Under the drug payment scheme, no individual or family pays more than €144 per calendar month towards the cost of approved prescribed medicines. The scheme significantly reduces the cost burden for families and individuals incurring ongoing expenditure on medicines. Of course, the introduction of that scheme post-dates the LTI scheme.

In addition, people who cannot, without undue hardship, arrange for the provision of medical services for themselves and their dependants may be entitled to a medical card. In the assessment process, the HSE may take into account medical costs incurred by an individual or a family. Those who are not eligible for a medical card may still be able to avail of a GP-visit card, which covers the cost of GP consultations.

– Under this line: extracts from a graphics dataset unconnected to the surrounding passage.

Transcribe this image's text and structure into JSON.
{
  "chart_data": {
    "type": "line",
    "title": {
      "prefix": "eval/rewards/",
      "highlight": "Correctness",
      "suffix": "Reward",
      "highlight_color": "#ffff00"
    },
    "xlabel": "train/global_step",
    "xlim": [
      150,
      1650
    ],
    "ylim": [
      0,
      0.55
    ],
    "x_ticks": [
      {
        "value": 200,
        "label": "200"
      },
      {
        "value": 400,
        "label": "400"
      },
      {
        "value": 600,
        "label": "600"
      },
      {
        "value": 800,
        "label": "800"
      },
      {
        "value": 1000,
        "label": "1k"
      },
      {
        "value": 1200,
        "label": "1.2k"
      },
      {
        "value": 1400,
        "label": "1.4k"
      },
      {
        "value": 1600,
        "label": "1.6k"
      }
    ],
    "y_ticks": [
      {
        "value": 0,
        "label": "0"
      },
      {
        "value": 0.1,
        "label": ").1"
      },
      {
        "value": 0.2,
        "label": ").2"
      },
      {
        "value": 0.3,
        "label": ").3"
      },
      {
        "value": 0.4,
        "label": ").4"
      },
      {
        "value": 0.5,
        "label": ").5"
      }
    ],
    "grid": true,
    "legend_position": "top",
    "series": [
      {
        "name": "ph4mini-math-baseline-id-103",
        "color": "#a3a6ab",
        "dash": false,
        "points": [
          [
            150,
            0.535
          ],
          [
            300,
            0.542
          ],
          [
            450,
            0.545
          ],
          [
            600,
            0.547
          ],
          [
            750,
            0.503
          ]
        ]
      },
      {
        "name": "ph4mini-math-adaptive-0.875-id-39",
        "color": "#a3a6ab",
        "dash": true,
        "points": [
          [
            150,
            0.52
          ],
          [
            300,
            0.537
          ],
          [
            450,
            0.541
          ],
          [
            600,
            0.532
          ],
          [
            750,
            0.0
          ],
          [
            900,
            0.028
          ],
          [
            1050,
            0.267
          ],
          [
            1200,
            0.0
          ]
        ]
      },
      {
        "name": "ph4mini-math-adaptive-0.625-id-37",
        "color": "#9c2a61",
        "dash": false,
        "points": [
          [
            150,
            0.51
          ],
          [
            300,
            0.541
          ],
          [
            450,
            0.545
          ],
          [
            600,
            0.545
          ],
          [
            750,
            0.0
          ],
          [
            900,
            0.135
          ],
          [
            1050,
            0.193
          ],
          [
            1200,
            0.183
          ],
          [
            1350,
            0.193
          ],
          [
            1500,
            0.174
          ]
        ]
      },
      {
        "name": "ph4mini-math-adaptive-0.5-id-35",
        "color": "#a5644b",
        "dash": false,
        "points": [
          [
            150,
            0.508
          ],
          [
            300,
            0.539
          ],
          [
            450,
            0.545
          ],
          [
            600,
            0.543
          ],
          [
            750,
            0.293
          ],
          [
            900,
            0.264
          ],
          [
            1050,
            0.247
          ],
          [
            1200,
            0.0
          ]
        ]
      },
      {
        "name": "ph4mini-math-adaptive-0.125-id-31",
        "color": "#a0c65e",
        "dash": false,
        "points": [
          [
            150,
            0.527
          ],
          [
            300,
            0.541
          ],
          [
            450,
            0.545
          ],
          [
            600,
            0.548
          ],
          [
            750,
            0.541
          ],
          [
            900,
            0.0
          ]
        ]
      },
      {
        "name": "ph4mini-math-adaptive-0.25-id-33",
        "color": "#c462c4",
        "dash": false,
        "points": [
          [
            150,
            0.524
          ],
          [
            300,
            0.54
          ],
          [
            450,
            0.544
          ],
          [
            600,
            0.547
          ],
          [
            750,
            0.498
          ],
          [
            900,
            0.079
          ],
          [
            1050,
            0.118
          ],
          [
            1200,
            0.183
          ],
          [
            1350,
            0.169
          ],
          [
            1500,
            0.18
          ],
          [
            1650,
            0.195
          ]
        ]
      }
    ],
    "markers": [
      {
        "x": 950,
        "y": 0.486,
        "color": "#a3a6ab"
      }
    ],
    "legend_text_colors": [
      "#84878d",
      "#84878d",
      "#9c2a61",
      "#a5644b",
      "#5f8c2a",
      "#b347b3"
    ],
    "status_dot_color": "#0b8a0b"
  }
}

I think there is a need to extend the scheme. There are a number of conditions, including Crohn's disease and colitis where people have lifelong conditions involving ongoing medical costs. It is strange to see the HSE recommending that people should apply for a discretionary medical card given the fiasco of the past couple of years with discretionary medical cards. The long-term illness scheme would provide relief for those many people. There are also people with dementia and Alzheimer's disease who have ongoing costs that could be covered by the scheme if the scheme was brought up to date and modernised. It would be of great benefit to those people. Rather than having to put them through the process of being means-tested through the medical card system, their conditions could be looked at and the benefit from the scheme could come from there. It should be reviewed and the list of conditions should be increased.

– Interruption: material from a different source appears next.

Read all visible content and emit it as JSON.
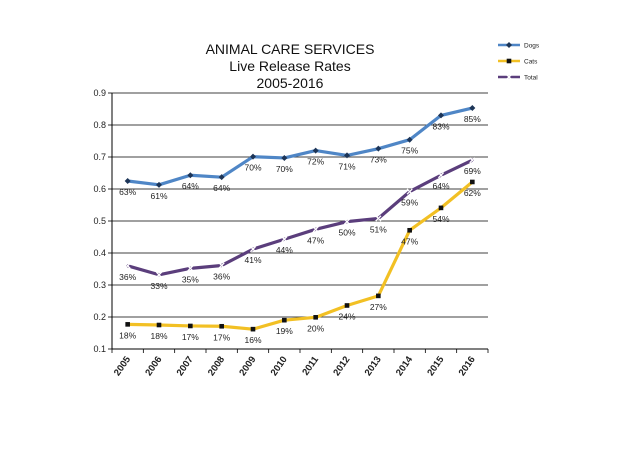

The very real situation faced by people, mentioned by the Deputy, who have a long-term illness or medical condition and are above the means-test limit for a medical card, will be addressed in the new policy shift signalled by the Minister, Deputy Reilly, and the Government last week, which is based on a review by an expert panel, and a paper and decisions in Government later this year. This will address the very real issue, on which I agree with the Deputy, faced by people who, although they are above means-test limit for a medical card, have a continuing medical condition requiring access to services. That is precisely what we are doing in respect of the decision the Government has made. The Government will certainly revert to the Oireachtas in due course as to how that will be addressed. I suggest to the Deputy that will cover in large measure the issue he is raising. Rather than adding new illnesses to the LTI scheme - nothing has been added to that since 1975 - let us now look to what the Government has determined which is to see how best to incorporate into the GMS persons who although they are above the income limits, perhaps in some cases substantially above the income limits and in many cases not so much above the income limits, but still have a medical condition or illness which is a problem for them. That is the real difficulty we have been struggling with in recent months and the Government made clear decisions last week on a policy shift there.

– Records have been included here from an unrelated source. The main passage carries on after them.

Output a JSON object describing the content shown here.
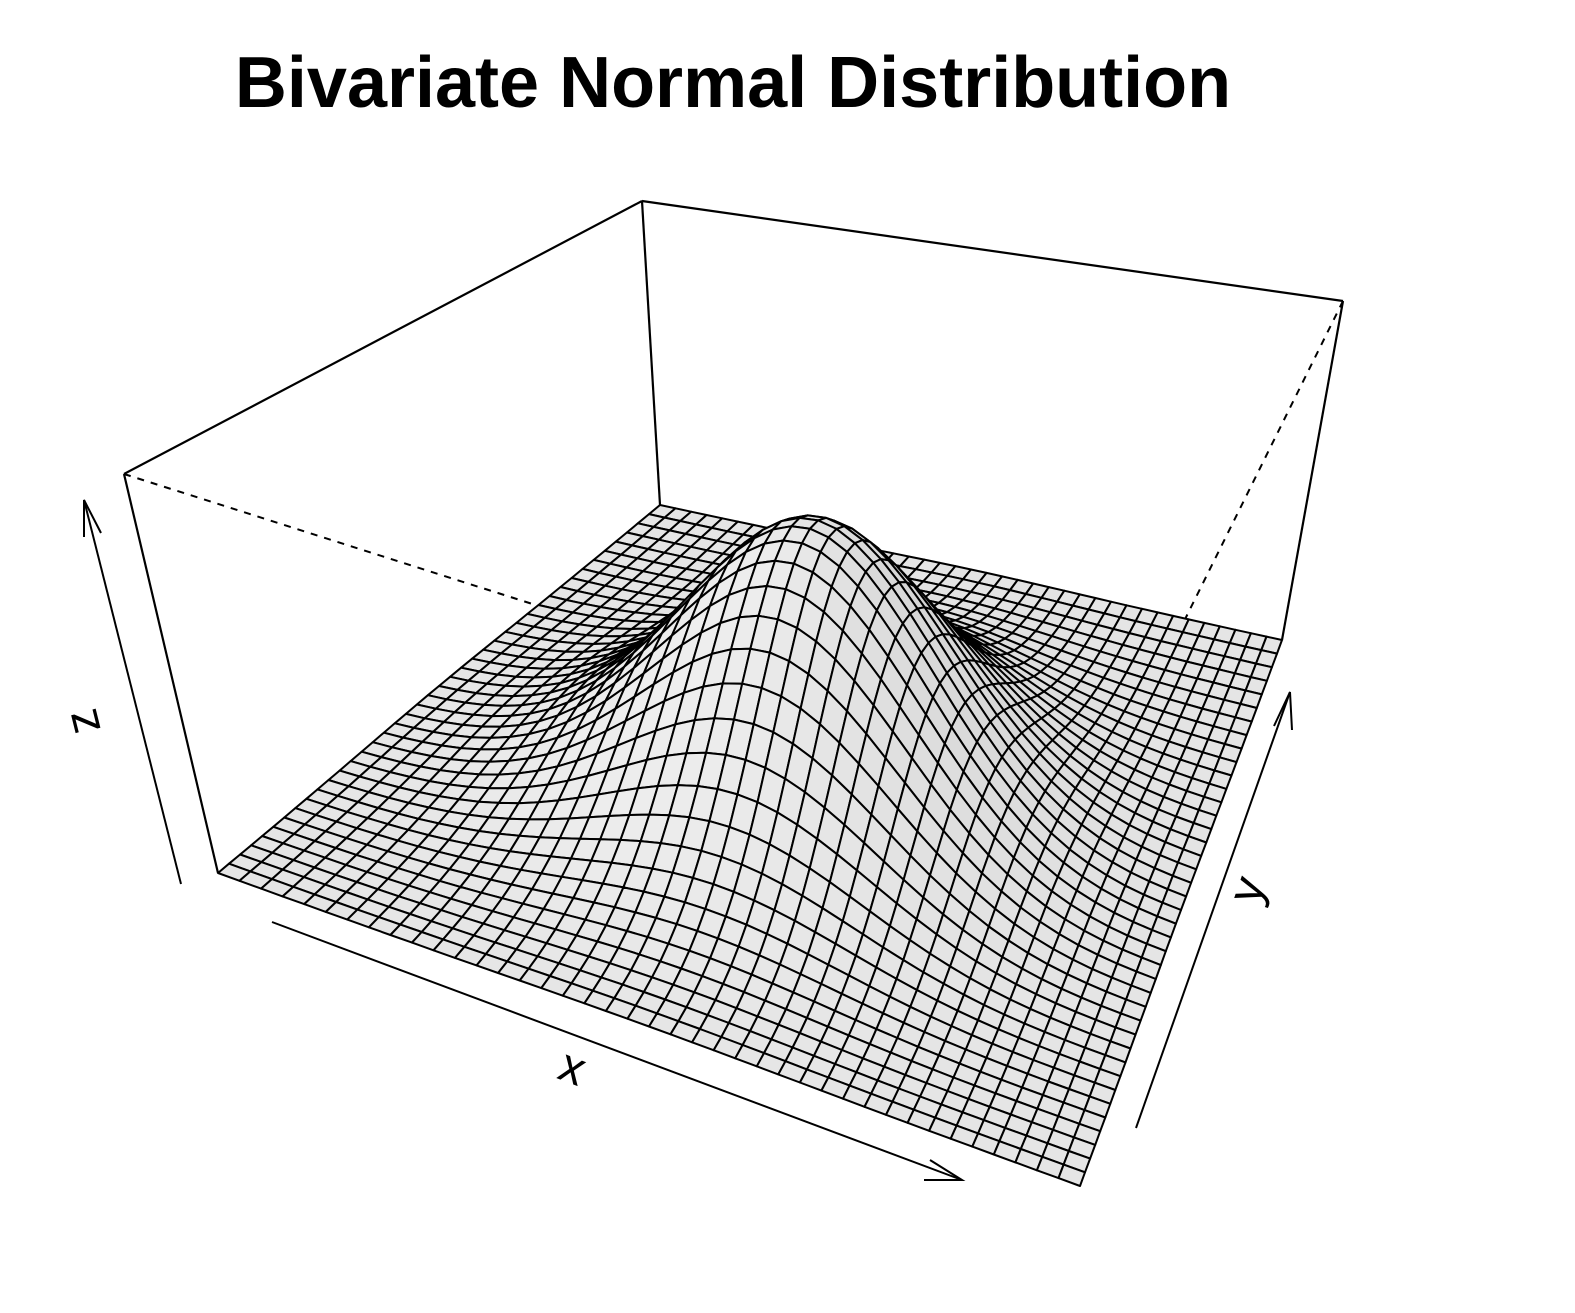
{
  "chart_data": {
    "type": "surface",
    "title": "Bivariate Normal Distribution",
    "xlabel": "x",
    "ylabel": "y",
    "zlabel": "z",
    "function": "bivariate normal density, mean 0, standard deviation 1",
    "x_range": [
      -3,
      3
    ],
    "y_range": [
      -3,
      3
    ],
    "grid_points": 41,
    "peak_z": 0.159,
    "ticks": false,
    "box": true,
    "shade": true,
    "surface_color": "#eeeeee",
    "line_color": "#000000"
  }
}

I ask the Minister of State to clarify if the expert review will consider a long list of illnesses or the medical need of a person when deciding. If it looks at a list of illnesses, it may result in illnesses being left out and people will be outside the system as happens with the long-term illness scheme. Will it look at the medical need of a person rather than having a prescribed list of conditions?

The expert panel has been formed under the chairmanship of Professor Frank Keane. The panel contains an extensive number of experienced health professionals. We will leave the work on determining whether it is lists or conditions to that expert panel in the first instance. As I understand it - I do not want to mislead the House - I believe the terms of reference are currently being determined for the expert panel. Perhaps we will be in a position to report back to the House in due course as to the precise terms of reference. I think I am right about that. It is an important piece of work for the expert panel to address and it will do that. There is an undertaking that work will be completed by September.